[WireGuard] Virtual Private Network

Announcements Apps
122

Hey Thank you for your answer.
I played a bit with the settings and got it running!

It got my attention that the host IP address was outdated and I clicked on suggestion and selected the new IP. Now it is working.

2 questions:

  1. Did I overlocked something what I should have done to prevent this?
  2. If not, how is the IP for the Wireguard Server updated ? As far as I know it changes every 24 Hours.

Thanks again :slight_smile:

1 Like
123

If you have a non-stable IP address, you should put your domain name and port in the Endpoint of your peers wg0.conf

But that’s an overlook from the web UI’s author I think.

1 Like
124

Global Settings → Endpoint Address = yourdomain.noho.st
Works perfectly.

Maybe this is possible to already add in the installation process? In Germany its not normal to have a static IP.

And thank you very much for your help!

2 Likes
125

hey, two questions:

  1. Can I change the port of Wireguard? Sometimes a wifi network blocks uncommon ports…
  2. Can I install pihole on the same YNH server and have all connected WG clients use the pihole?

Edit. Question 1 is answered per this Reddit Topic

Found out I can change the port in the server config of Wireguard to 989
Also I needed to open that port in the Yunohost firewall
And set the new endpoint port in my clients config.

126

I would suggest that you change the internal YunoHost setting so that your new port is kept across updates: yunohost app setting wireguard port_wg -v 989. (note to other readers, this command is not magic and does not do what you might think it does :stuck_out_tongue: )
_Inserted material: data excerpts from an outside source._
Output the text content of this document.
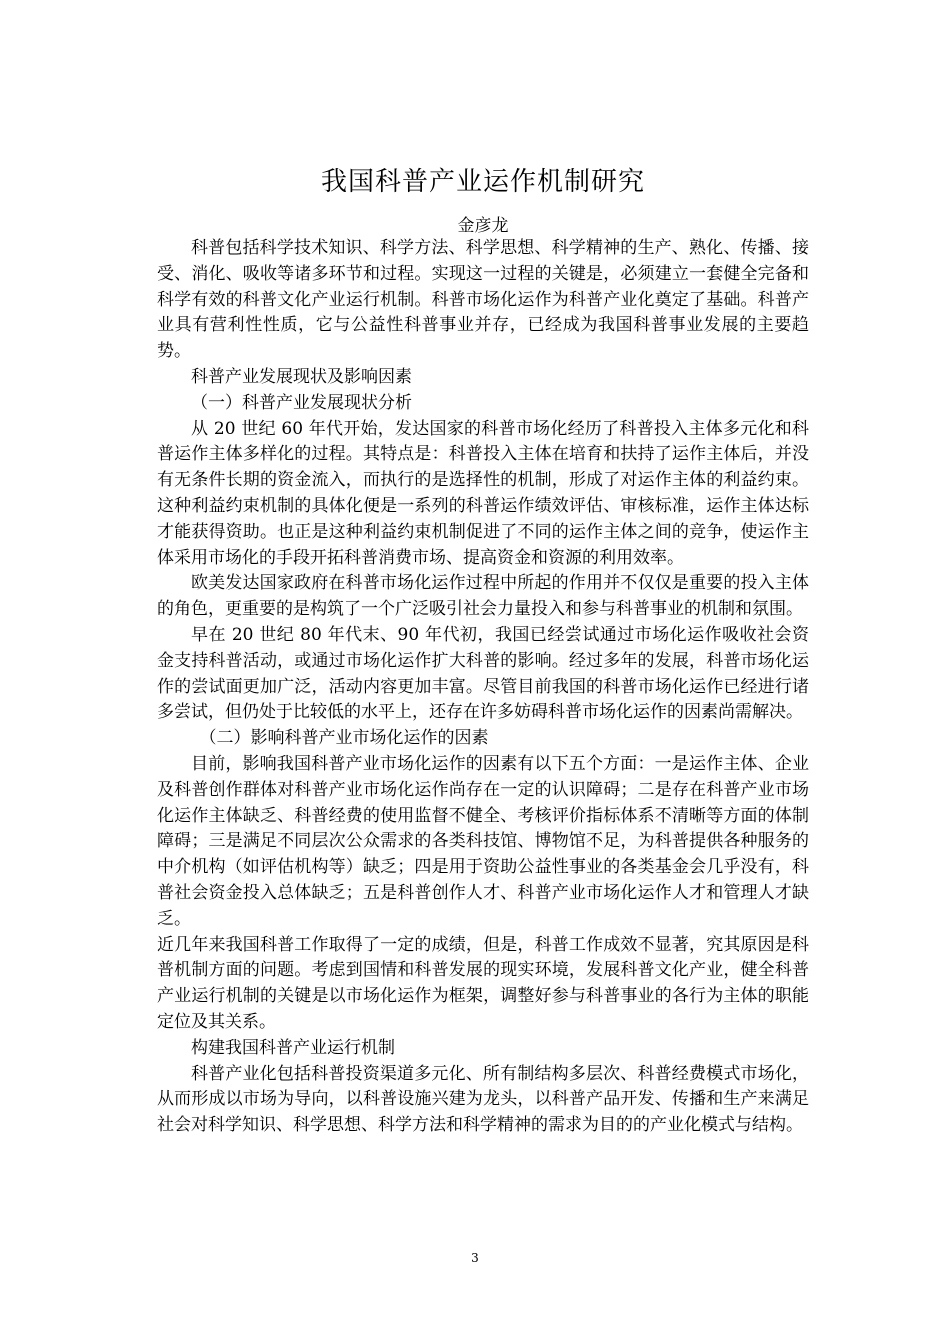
我国科普产业运作机制研究
金彦龙

科普包括科学技术知识、科学方法、科学思想、科学精神的生产、熟化、传播、接受、消化、吸收等诸多环节和过程。实现这一过程的关键是，必须建立一套健全完备和科学有效的科普文化产业运行机制。科普市场化运作为科普产业化奠定了基础。科普产业具有营利性性质，它与公益性科普事业并存，已经成为我国科普事业发展的主要趋势。

科普产业发展现状及影响因素

（一）科普产业发展现状分析

从 20 世纪 60 年代开始，发达国家的科普市场化经历了科普投入主体多元化和科普运作主体多样化的过程。其特点是：科普投入主体在培育和扶持了运作主体后，并没有无条件长期的资金流入，而执行的是选择性的机制，形成了对运作主体的利益约束。这种利益约束机制的具体化便是一系列的科普运作绩效评估、审核标准，运作主体达标才能获得资助。也正是这种利益约束机制促进了不同的运作主体之间的竞争，使运作主体采用市场化的手段开拓科普消费市场、提高资金和资源的利用效率。

欧美发达国家政府在科普市场化运作过程中所起的作用并不仅仅是重要的投入主体的角色，更重要的是构筑了一个广泛吸引社会力量投入和参与科普事业的机制和氛围。

早在 20 世纪 80 年代末、90 年代初，我国已经尝试通过市场化运作吸收社会资金支持科普活动，或通过市场化运作扩大科普的影响。经过多年的发展，科普市场化运作的尝试面更加广泛，活动内容更加丰富。尽管目前我国的科普市场化运作已经进行诸多尝试，但仍处于比较低的水平上，还存在许多妨碍科普市场化运作的因素尚需解决。

（二）影响科普产业市场化运作的因素

目前，影响我国科普产业市场化运作的因素有以下五个方面：一是运作主体、企业及科普创作群体对科普产业市场化运作尚存在一定的认识障碍；二是存在科普产业市场化运作主体缺乏、科普经费的使用监督不健全、考核评价指标体系不清晰等方面的体制障碍；三是满足不同层次公众需求的各类科技馆、博物馆不足，为科普提供各种服务的中介机构（如评估机构等）缺乏；四是用于资助公益性事业的各类基金会几乎没有，科普社会资金投入总体缺乏；五是科普创作人才、科普产业市场化运作人才和管理人才缺乏。

近几年来我国科普工作取得了一定的成绩，但是，科普工作成效不显著，究其原因是科普机制方面的问题。考虑到国情和科普发展的现实环境，发展科普文化产业，健全科普产业运行机制的关键是以市场化运作为框架，调整好参与科普事业的各行为主体的职能定位及其关系。

构建我国科普产业运行机制

科普产业化包括科普投资渠道多元化、所有制结构多层次、科普经费模式市场化，从而形成以市场为导向，以科普设施兴建为龙头，以科普产品开发、传播和生产来满足社会对科学知识、科学思想、科学方法和科学精神的需求为目的的产业化模式与结构。

3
It should work for basic DNS needs. Make sure it is set up to listen on all interfaces (or first hop? I cannot remember what’s right).
I would like to extend this for internal domains usage, but I have yet to make it work (I use Adguard).

1 Like
127

I don’t mind moving to adguard if you think that works better with wireguard. Is that something you would recommend?

128

Sorry, I meant I was not able to make it work with Adguard either. :sweat:

129

You mean this, no?

Screenshot 2024-02-29 at 13.22.02
Screenshot 2024-02-29 at 13.22.021000×1088 85.2 KB

1 Like
130

I have same problem with pi-hole. I am unable to use it via WireGuard.
And service dnsmasq is also masked after installing pi-hole.

131

Hello,

The diagnosis complain about the WireGuard broken status since few days.
Is there something (easy) to do or test in order to help ?

ppr

132

WireGuard seen to be installable… Maybe a CI issue?

133

Same problem here.

“ [WARNING] An issue was found for app WireGuard

  • This application is currently flagged as broken on YunoHost’s application catalog. This may be a temporary issue while the maintainers attempt to fix the issue. In the meantime, upgrading this app is disabled”
134

Hi, is it possible to use wireguard client and wireguard server on a same yunohost instance ? My use case :

  • I want yunohost to get internet access by a VPN with wireguard client, to get it’s own IP address independent of internet connexion (allows easy 4G backup)
  • I want to use wireguard server to get an access to local network when we’re away
    Did anyone already test that ?
135

Yes you can :slight_smile:

In theory you can do anything with the proper configuration, but you would need to follow some tutorials (and I am no networking expert).

I would rather point you to Headscale, a Tailscale server, and install the clients on YunoHost and your other devices. It has an option to expose local networks through the VPN.

136

A post was split to a new topic: WireGuard: no connection for clients

137

Actually it’s working, the vpn (server) can pass into the vpn (client), modifying the MTU to 1400 on wireguard server. The default MTU is 1420 on wireguard client.